Ethical and Public Health Implications of Under-counting Violent Crime

By S. Van McCrary, Health Law & Policy Institute

There is increasing skepticism among experts about the latest federal statistics indicating another drop in violent crime. Some criminologists report that the most recent crime figures may be misleading because of significant under-counting by police who are downgrading crimes to lesser offenses. These criminologists attribute much of this under-counting to the increased pressure to keep the crime numbers low.

In a recent story on National Public Radio, a young New Orleans woman described an incident in which she was awakened in bed at 2:00 a.m. by an intruder straddling her and trying to rape her. During a struggle, the woman was stabbed 12 times. Most criminologists and crime data experts believe such an incident should be classified as an attempted rape and aggravated assault, which would be reportable to the F.B.I. as a major crime. Instead, the New Orleans police recorded the event as an aggravated burglary, a lower category of crime. The story also suggests a trend--that dozens of serious crimes in New Orleans were downgraded in such a manner. In addition, high level police officials in New York, Boca Raton, Philadelphia, Atlanta, and other cities recently have been criticized, demoted, or transferred for such "creative crime counting." A former New York City policeman, now a criminologist, commented that during his time in the police force many incidents were routinely misclassified as lower level crimes in order to keep the crime statistics down. Another problem that also contributes to the problem of under-reporting of criminal acts is the failure of many citizens to report incidents in which they were victimized.

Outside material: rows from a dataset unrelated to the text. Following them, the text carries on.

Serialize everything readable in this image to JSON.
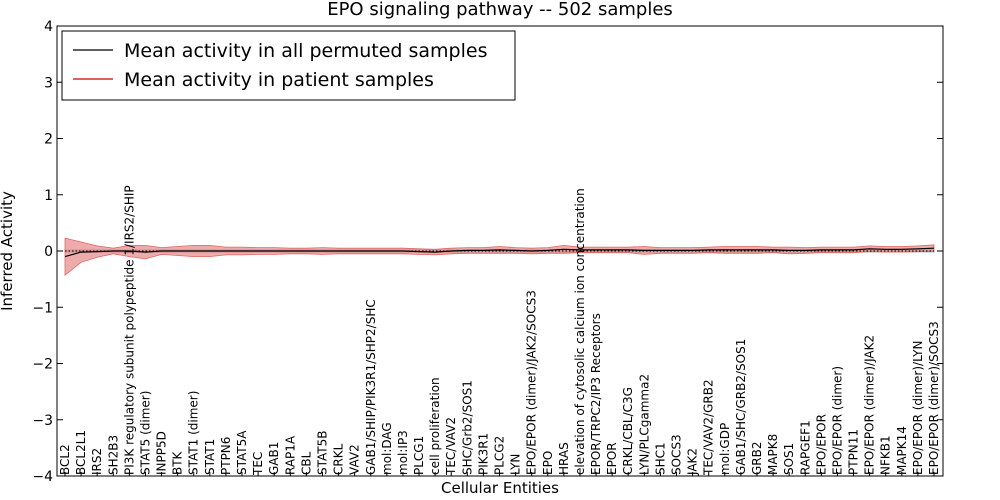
{
  "chart_data": {
    "type": "line",
    "title": "EPO signaling pathway -- 502 samples",
    "xlabel": "Cellular Entities",
    "ylabel": "Inferred Activity",
    "ylim": [
      -4,
      4
    ],
    "yticks": [
      -4,
      -3,
      -2,
      -1,
      0,
      1,
      2,
      3,
      4
    ],
    "grid": false,
    "legend_position": "top-left",
    "categories": [
      "BCL2",
      "BCL2L1",
      "IRS2",
      "SH2B3",
      "PI3K regulatory subunit polypeptide 1/IRS2/SHIP",
      "STAT5 (dimer)",
      "INPP5D",
      "BTK",
      "STAT1 (dimer)",
      "STAT1",
      "PTPN6",
      "STAT5A",
      "TEC",
      "GAB1",
      "RAP1A",
      "CBL",
      "STAT5B",
      "CRKL",
      "VAV2",
      "GAB1/SHIP/PIK3R1/SHP2/SHC",
      "mol:DAG",
      "mol:IP3",
      "PLCG1",
      "cell proliferation",
      "TEC/VAV2",
      "SHC/Grb2/SOS1",
      "PIK3R1",
      "PLCG2",
      "LYN",
      "EPO/EPOR (dimer)/JAK2/SOCS3",
      "EPO",
      "HRAS",
      "elevation of cytosolic calcium ion concentration",
      "EPOR/TRPC2/IP3 Receptors",
      "EPOR",
      "CRKL/CBL/C3G",
      "LYN/PLCgamma2",
      "SHC1",
      "SOCS3",
      "JAK2",
      "TEC/VAV2/GRB2",
      "mol:GDP",
      "GAB1/SHC/GRB2/SOS1",
      "GRB2",
      "MAPK8",
      "SOS1",
      "RAPGEF1",
      "EPO/EPOR",
      "EPO/EPOR (dimer)",
      "PTPN11",
      "EPO/EPOR (dimer)/JAK2",
      "NFKB1",
      "MAPK14",
      "EPO/EPOR (dimer)/LYN",
      "EPO/EPOR (dimer)/SOCS3"
    ],
    "series": [
      {
        "name": "Mean activity in all permuted samples",
        "color": "#000000",
        "style": "dotted",
        "values": [
          0,
          0,
          0,
          0,
          0,
          0,
          0,
          0,
          0,
          0,
          0,
          0,
          0,
          0,
          0,
          0,
          0,
          0,
          0,
          0,
          0,
          0,
          0,
          0,
          0,
          0,
          0,
          0,
          0,
          0,
          0,
          0,
          0,
          0,
          0,
          0,
          0,
          0,
          0,
          0,
          0,
          0,
          0,
          0,
          0,
          0,
          0,
          0,
          0,
          0,
          0,
          0,
          0,
          0,
          0
        ],
        "spread": 0.02,
        "band_color": "#bbbbbb"
      },
      {
        "name": "Mean activity in patient samples",
        "color": "#000000",
        "style": "solid",
        "values": [
          -0.1,
          -0.02,
          -0.01,
          0,
          0,
          -0.02,
          0,
          0,
          0,
          0,
          0,
          0,
          0,
          0,
          0,
          0,
          0,
          0,
          0,
          0,
          0,
          0,
          -0.01,
          -0.02,
          0,
          0.01,
          0.01,
          0.02,
          0.01,
          0,
          0.01,
          0.03,
          0.02,
          0.02,
          0.02,
          0.02,
          0.01,
          0.01,
          0.01,
          0.01,
          0.02,
          0.02,
          0.02,
          0.02,
          0.02,
          0.01,
          0.01,
          0.02,
          0.02,
          0.02,
          0.04,
          0.03,
          0.03,
          0.04,
          0.05
        ],
        "spread": [
          0.33,
          0.18,
          0.1,
          0.05,
          0.1,
          0.12,
          0.06,
          0.08,
          0.1,
          0.1,
          0.07,
          0.07,
          0.06,
          0.06,
          0.05,
          0.05,
          0.06,
          0.05,
          0.05,
          0.05,
          0.05,
          0.05,
          0.05,
          0.05,
          0.05,
          0.05,
          0.05,
          0.06,
          0.05,
          0.05,
          0.05,
          0.07,
          0.05,
          0.05,
          0.05,
          0.05,
          0.07,
          0.05,
          0.05,
          0.05,
          0.05,
          0.06,
          0.06,
          0.06,
          0.05,
          0.06,
          0.05,
          0.05,
          0.05,
          0.05,
          0.05,
          0.05,
          0.05,
          0.05,
          0.06
        ],
        "band_color": "#e06666"
      }
    ],
    "legend": [
      {
        "label": "Mean activity in all permuted samples",
        "color": "#000000"
      },
      {
        "label": "Mean activity in patient samples",
        "color": "#cc0000"
      }
    ]
  }
}
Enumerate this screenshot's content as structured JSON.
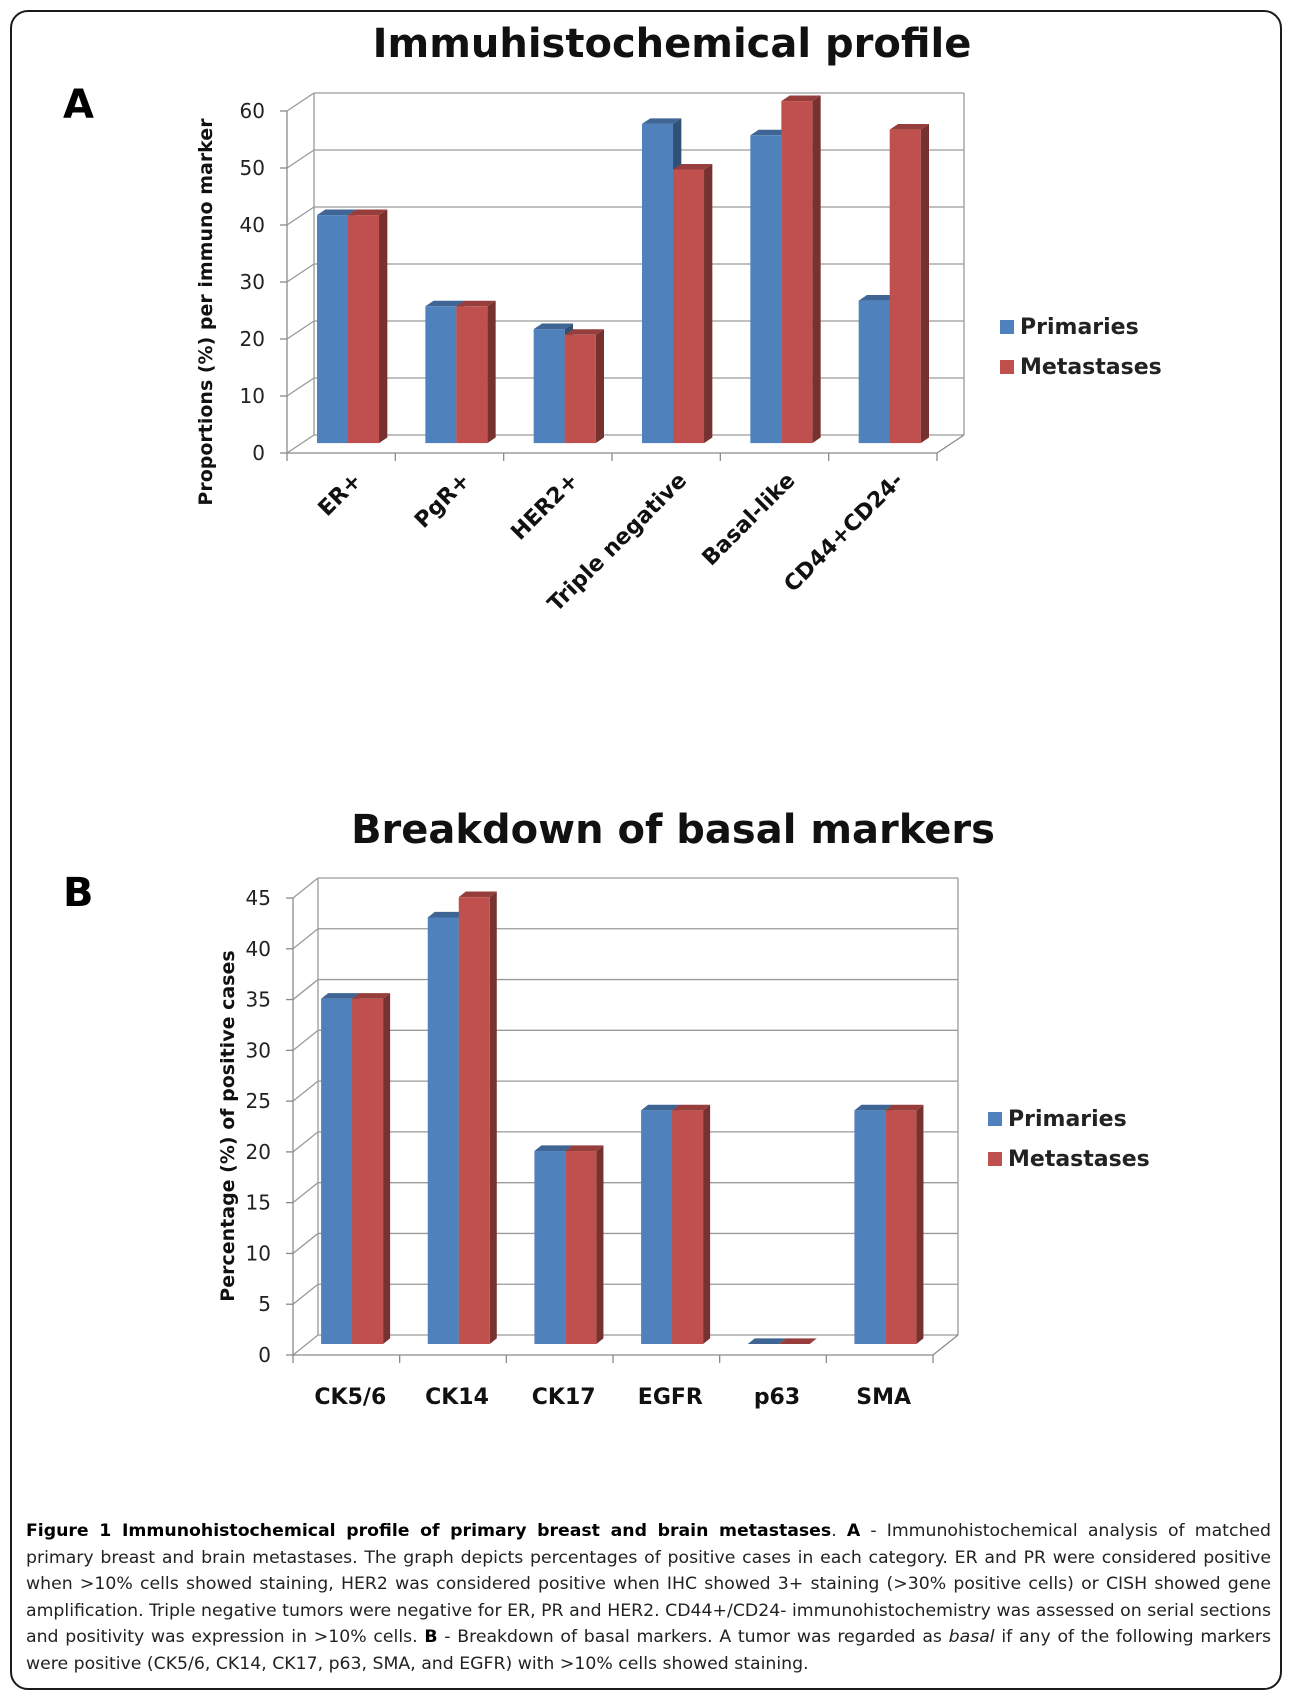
{
  "panels": {
    "a": "A",
    "b": "B"
  },
  "chart_data": [
    {
      "type": "bar",
      "title": "Immuhistochemical profile",
      "xlabel": "",
      "ylabel": "Proportions (%) per immuno marker",
      "ylim": [
        0,
        60
      ],
      "yticks": [
        0,
        10,
        20,
        30,
        40,
        50,
        60
      ],
      "grid": true,
      "legend": "right",
      "categories": [
        "ER+",
        "PgR+",
        "HER2+",
        "Triple negative",
        "Basal-like",
        "CD44+CD24-"
      ],
      "series": [
        {
          "name": "Primaries",
          "values": [
            40,
            24,
            20,
            56,
            54,
            25
          ],
          "color": "#4f81bd"
        },
        {
          "name": "Metastases",
          "values": [
            40,
            24,
            19,
            48,
            60,
            55
          ],
          "color": "#c0504d"
        }
      ]
    },
    {
      "type": "bar",
      "title": "Breakdown of basal markers",
      "xlabel": "",
      "ylabel": "Percentage (%) of positive cases",
      "ylim": [
        0,
        45
      ],
      "yticks": [
        0,
        5,
        10,
        15,
        20,
        25,
        30,
        35,
        40,
        45
      ],
      "grid": true,
      "legend": "right",
      "categories": [
        "CK5/6",
        "CK14",
        "CK17",
        "EGFR",
        "p63",
        "SMA"
      ],
      "series": [
        {
          "name": "Primaries",
          "values": [
            34,
            42,
            19,
            23,
            0,
            23
          ],
          "color": "#4f81bd"
        },
        {
          "name": "Metastases",
          "values": [
            34,
            44,
            19,
            23,
            0,
            23
          ],
          "color": "#c0504d"
        }
      ]
    }
  ],
  "caption": {
    "label": "Figure 1 Immunohistochemical profile of primary breast and brain metastases",
    "sep1": ". ",
    "a_label": "A",
    "a_text": " - Immunohistochemical analysis of matched primary breast and brain metastases. The graph depicts percentages of positive cases in each category. ER and PR were considered positive when >10% cells showed staining, HER2 was considered positive when IHC showed 3+ staining (>30% positive cells) or CISH showed gene amplification. Triple negative tumors were negative for ER, PR and HER2. CD44+/CD24- immunohistochemistry was assessed on serial sections and positivity was expression in >10% cells. ",
    "b_label": "B",
    "b_text1": " - Breakdown of basal markers. A tumor was regarded as ",
    "b_italic": "basal",
    "b_text2": " if any of the following markers were positive (CK5/6, CK14, CK17, p63, SMA, and EGFR) with >10% cells showed staining."
  }
}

Ethical issues are raised by this phenomenon. In many jurisdictions, promotions and pay raises for law enforcement officers are based on crime numbers--that is, how effective have law enforcement authorities been in suppressing crime. This structure creates obvious incentives for authorities to manipulate the figures to make the crime profile more favorable in their area of responsibility than in other similar areas. The ethical impact of such financial incentives can be argued to be negative in terms of compromised integrity of law enforcement authorities. Yet, paradoxically, a primary and legitimate goal of law enforcement is the reduction of crime. This sets up a difficult and complex situation where incentives to reduce crime may have the unintended consequences of only reducing reported crime. Removing such financial incentives may be one way to reduce the problem of under-counting, but a questions remains whether lowered financial incentives will reduce the personal incentive to fight crime among officers. Ways should be explored to reduce direct financial incentives to under-count crime while maintaining the motivation and overall effectiveness of law enforcement personnel and institutions. One way to achieve such a result might be to upgrade the pay scale for all law enforcement officers and disconnect promotions from reductions in reportable crimes. If law enforcement officers are adequately paid initially, there may be less need for financial incentives. Such a change might have the dual effect of maintaining a high level of motivation, while improving the accuracy of crime statistics.

In 1995, the Health Law & Policy Institute issued a report entitled, Family Violence and the Health Care System in Texas. Among the findings of this report were the following: (1) violence in general is a severe problem with effects that transcend the impact on individual victims, for example having significant impact on both the health care and social services systems; (2) governmental responses to violence are often fragmented and uncoordinated; (3) large numbers of existing cases of violence currently are not being identified and reported; and (4) many important questions that might be asked about the patterns, distribution, causes, and contexts of violence cannot yet be answered with reasonable certainty because reliable information is limited in both quantity and quality.

The recent concerns in the N.P.R. story about under-counting of crime suggest that many of the problems identified in the H.L.P.I. report have not been ameliorated. The report noted that under-counting of incidents and other deficiencies in data analysis are serious barriers to prevention of violence. Multiple existing data collection systems, including information from the fields of criminal justice and health care, are inadequate to measure violent incidents accurately and completely; these systems are not coordinated and compatible with each other. There is substantial noncompliance with reporting requirements to existing data systems. Although criminal justice data are widely available, their focus on the perpetrator does not convey an adequate picture of the emotional or financial costs to the victim or society. Considering all these factors, such systematic under-counting of violent incidents has serious public health implications in the form of greater numbers of injuries due to violent crime and a reduced ability for health care institutions properly to plan for such injuries.